Федька вскочил на ноги и яростно сверкнул глазами. Петр Степанович выхватил револьвер. Тут произошла быстрая и отвратительная сцена: прежде чем Петр Степанович мог направить револьвер, Федька мгновенно извернулся и изо всей силы ударил его по щеке. В тот же миг послышался другой ужасный удар, затем третий, четвертый, всё по щеке. Петр Степанович ошалел, выпучил глаза, что-то пробормотал и вдруг грохнулся со всего росту на пол.
— Вот вам, берите его! — с победоносным вывертом крикнул Федька; мигом схватил картуз, из-под лавки узелок и был таков. Петр Степанович хрипел в беспамятстве. Липутин даже подумал, что совершилось убийство. Кириллов опрометью сбежал в кухню.
— Водой его! — вскрикнул он и, зачерпнув железным ковшом в ведре, вылил ему на голову. Петр Степанович пошевелился, приподнял голову, сел и бессмысленно смотрел пред собою.
— Ну, каково? — спросил Кириллов.
Тот, пристально и всё еще не узнавая, глядел на него; но, увидев выставившегося из кухни Липутина, улыбнулся своею гадкою улыбкой и вдруг вскочил, захватив с полу револьвер.
— Если вы вздумаете завтра убежать, как подлец Ставрогин, — исступленно накинулся он на Кириллова, весь бледный, заикаясь и неточно выговаривая слова, — то я вас на другом конце шара… повешу как муху… раздавлю… понимаете!
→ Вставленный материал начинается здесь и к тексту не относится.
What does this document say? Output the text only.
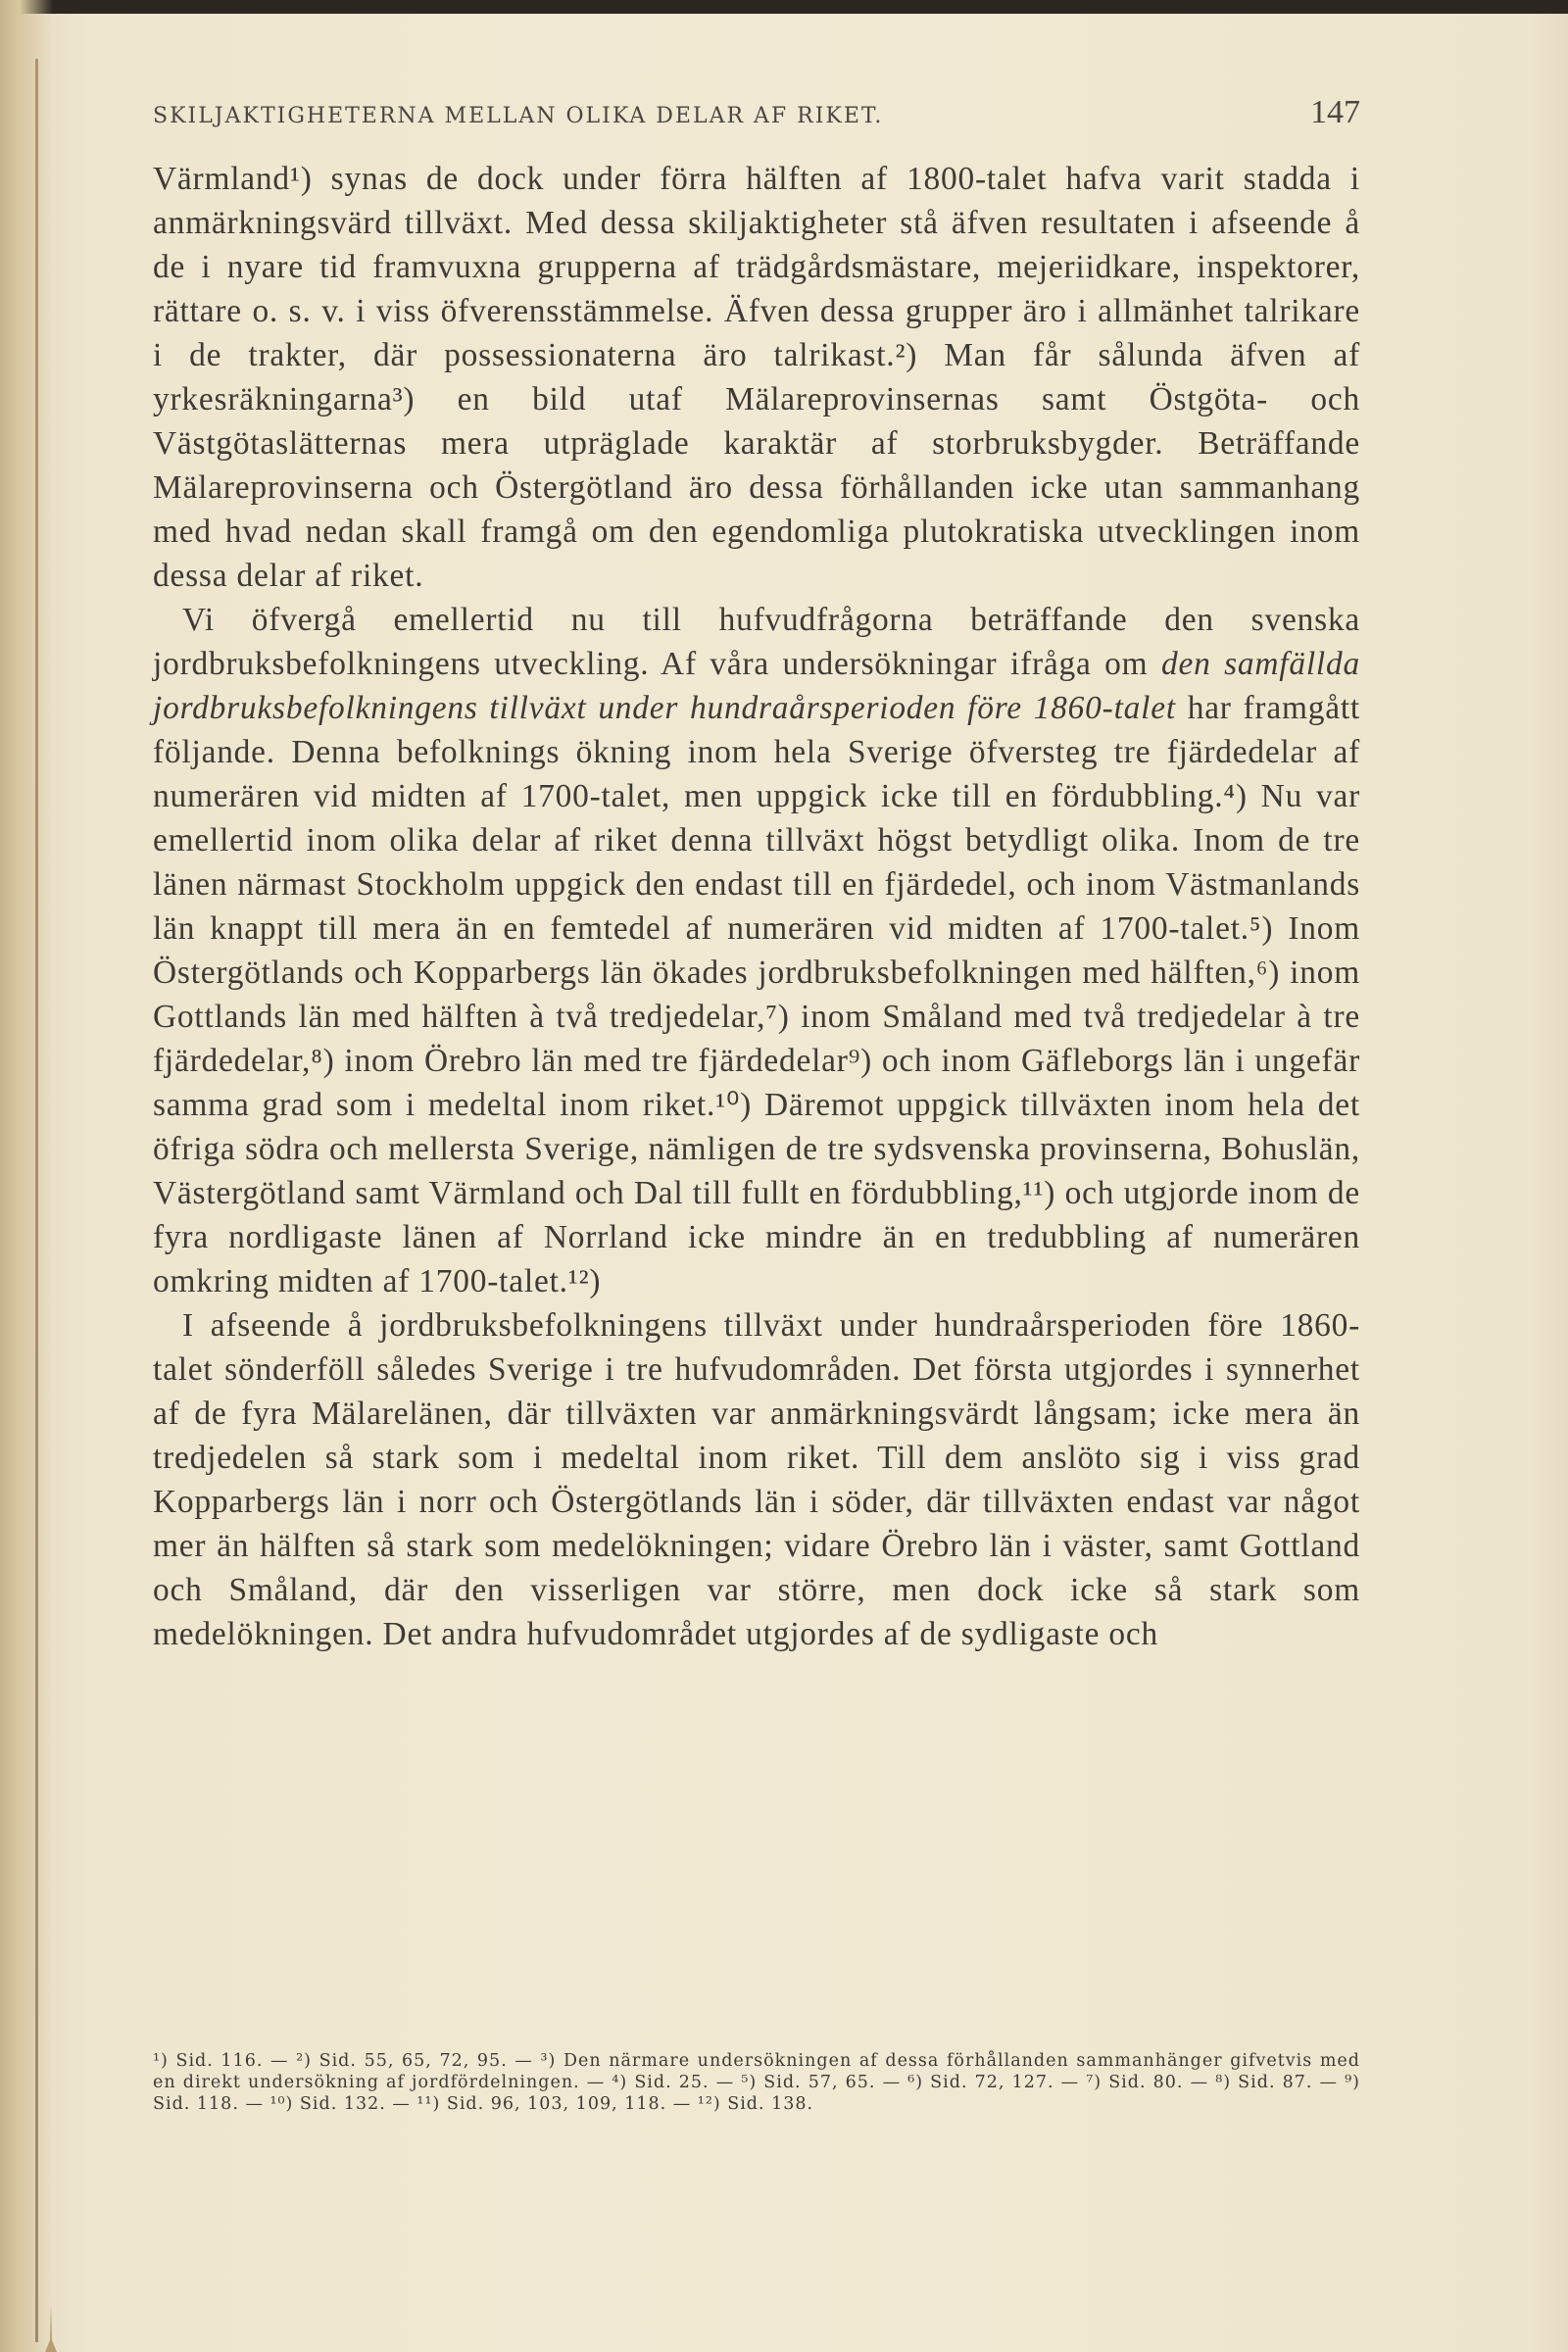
SKILJAKTIGHETERNA MELLAN OLIKA DELAR AF RIKET.	147

Värmland¹) synas de dock under förra hälften af 1800-talet hafva varit stadda i anmärkningsvärd tillväxt. Med dessa skiljaktigheter stå äfven resultaten i afseende å de i nyare tid framvuxna grupperna af trädgårdsmästare, mejeriidkare, inspektorer, rättare o. s. v. i viss öfverensstämmelse. Äfven dessa grupper äro i allmänhet talrikare i de trakter, där possessionaterna äro talrikast.²) Man får sålunda äfven af yrkesräkningarna³) en bild utaf Mälareprovinsernas samt Östgöta- och Västgötaslätternas mera utpräglade karaktär af storbruksbygder. Beträffande Mälareprovinserna och Östergötland äro dessa förhållanden icke utan sammanhang med hvad nedan skall framgå om den egendomliga plutokratiska utvecklingen inom dessa delar af riket.

Vi öfvergå emellertid nu till hufvudfrågorna beträffande den svenska jordbruksbefolkningens utveckling. Af våra undersökningar ifråga om den samfällda jordbruksbefolkningens tillväxt under hundraårsperioden före 1860-talet har framgått följande. Denna befolknings ökning inom hela Sverige öfversteg tre fjärdedelar af numerären vid midten af 1700-talet, men uppgick icke till en fördubbling.⁴) Nu var emellertid inom olika delar af riket denna tillväxt högst betydligt olika. Inom de tre länen närmast Stockholm uppgick den endast till en fjärdedel, och inom Västmanlands län knappt till mera än en femtedel af numerären vid midten af 1700-talet.⁵) Inom Östergötlands och Kopparbergs län ökades jordbruksbefolkningen med hälften,⁶) inom Gottlands län med hälften à två tredjedelar,⁷) inom Småland med två tredjedelar à tre fjärdedelar,⁸) inom Örebro län med tre fjärdedelar⁹) och inom Gäfleborgs län i ungefär samma grad som i medeltal inom riket.¹⁰) Däremot uppgick tillväxten inom hela det öfriga södra och mellersta Sverige, nämligen de tre sydsvenska provinserna, Bohuslän, Västergötland samt Värmland och Dal till fullt en fördubbling,¹¹) och utgjorde inom de fyra nordligaste länen af Norrland icke mindre än en tredubbling af numerären omkring midten af 1700-talet.¹²)

I afseende å jordbruksbefolkningens tillväxt under hundraårsperioden före 1860-talet sönderföll således Sverige i tre hufvudområden. Det första utgjordes i synnerhet af de fyra Mälarelänen, där tillväxten var anmärkningsvärdt långsam; icke mera än tredjedelen så stark som i medeltal inom riket. Till dem anslöto sig i viss grad Kopparbergs län i norr och Östergötlands län i söder, där tillväxten endast var något mer än hälften så stark som medelökningen; vidare Örebro län i väster, samt Gottland och Småland, där den visserligen var större, men dock icke så stark som medelökningen. Det andra hufvudområdet utgjordes af de sydligaste och

¹) Sid. 116. — ²) Sid. 55, 65, 72, 95. — ³) Den närmare undersökningen af dessa förhållanden sammanhänger gifvetvis med en direkt undersökning af jordfördelningen. — ⁴) Sid. 25. — ⁵) Sid. 57, 65. — ⁶) Sid. 72, 127. — ⁷) Sid. 80. — ⁸) Sid. 87. — ⁹) Sid. 118. — ¹⁰) Sid. 132. — ¹¹) Sid. 96, 103, 109, 118. — ¹²) Sid. 138.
И он наставил Кириллову револьвер прямо в лоб; но почти в ту же минуту, опомнившись наконец совершенно, отдернул руку, сунул револьвер в карман и, не сказав более ни слова, побежал из дому. Липутин за ним. Вылезли в прежнюю лазейку и опять прошли откосом, придерживаясь за забор. Петр Степанович быстро зашагал по переулку, так что Липутин едва поспевал. У первого перекрестка вдруг остановился.
— Ну? — с вызовом повернулся он к Липутину.
Липутин помнил револьвер и еще весь трепетал от бывшей сцены; но ответ как-то сам вдруг и неудержимо соскочил с его языка:
— Я думаю… я думаю, что «от Смоленска до Ташкента вовсе уж не с таким нетерпением ждут студента».
— А видели, что пил Федька на кухне?
— Что пил? Водку пил.
— Ну так знайте, что он в последний раз в жизни пил водку. Рекомендую запомнить для дальнейших соображений. А теперь убирайтесь к черту, вы до завтра не нужны… Но смотрите у меня: не глупить!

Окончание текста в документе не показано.